I didn’t want to be too tied down to the facts. If I wanted to tell a story where the hero fought his way through a ravine filled with mutated cows, but there was no ravine in that location in the real world, I didn’t want that to stop me! So I set to work creating the world my way.
What was the apocalypse? Meteor strikes! LOTS of them, all over the planet, for thirty days straight. Add the impacts to triggered earthquakes and screwed up weather systems and I could re-shape the landscape however I wanted. Keep the meteors falling, but make them sporadic and unpredictable to keep everything on a constant edge.
Where did the monsters come from? Radiation! Strange radiation that SOME of the meteors leaked, creating unpredictable mutations. (There are other reasons for the monsters I can’t go into yet… )
With these two elements in play, I could really come up with a ‘logical’ explanation for whatever I wanted/needed to inject into the world. From there other aspects of The Wrecked Earth started to take shape on their own, and I found myself discovering as much as I was creating.
With the re-sculpted (and still changing!) landscape, those that survived Rockfall (the initial meteoric destruction) were cut off from one-another. This meant that two towns only a few miles apart might evolve very differently over the years, creating perhaps radically different societies. Yet another advantage when it comes to storytelling.

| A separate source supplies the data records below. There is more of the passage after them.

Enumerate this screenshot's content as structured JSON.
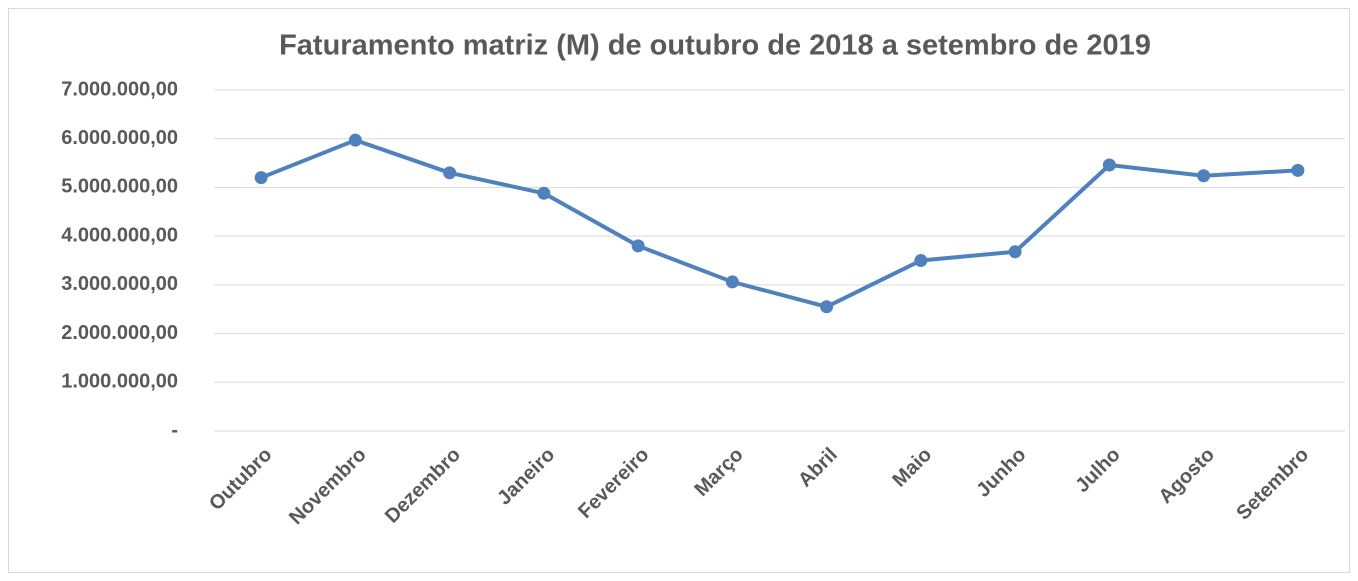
{
  "chart_data": {
    "type": "line",
    "title": "Faturamento matriz (M) de outubro de 2018 a setembro de 2019",
    "categories": [
      "Outubro",
      "Novembro",
      "Dezembro",
      "Janeiro",
      "Fevereiro",
      "Março",
      "Abril",
      "Maio",
      "Junho",
      "Julho",
      "Agosto",
      "Setembro"
    ],
    "series": [
      {
        "color": "#4f81bd",
        "values": [
          5200000,
          5970000,
          5300000,
          4880000,
          3800000,
          3060000,
          2550000,
          3500000,
          3680000,
          5460000,
          5240000,
          5350000
        ]
      }
    ],
    "ylim": [
      0,
      7000000
    ],
    "yticks": [
      {
        "value": 0,
        "label": "-"
      },
      {
        "value": 1000000,
        "label": "1.000.000,00"
      },
      {
        "value": 2000000,
        "label": "2.000.000,00"
      },
      {
        "value": 3000000,
        "label": "3.000.000,00"
      },
      {
        "value": 4000000,
        "label": "4.000.000,00"
      },
      {
        "value": 5000000,
        "label": "5.000.000,00"
      },
      {
        "value": 6000000,
        "label": "6.000.000,00"
      },
      {
        "value": 7000000,
        "label": "7.000.000,00"
      }
    ],
    "grid": true
  }
}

There is a meta-plot involved in the arc of The Wrecked Earth’s creation and history. I am taking things in a specific direction. But along the way there are so many stories to be told… and not just by me. I have my way of writing, my voice, as it were. Even when I choose to tell different kinds of stories in this setting, they are still my stories. The setting is bigger than I am, and I just knew there were things that could be done with it that I wouldn’t be able to do, because I’m just one writer.
So I invited a few others to come and play.
I did my best to give them the rules; I wrote a Writers Guide to The Wrecked Earth, and I laid out the parameters of this specific project. Inside that framework, however, I not only gave them the freedom to write whatever kind of story they wanted, I encouraged them to do so. I wanted to see The Wrecked Earth through their eyes, and I have been delighted with the results.
I get to become a reader in the world I created, and that is an amazing thing.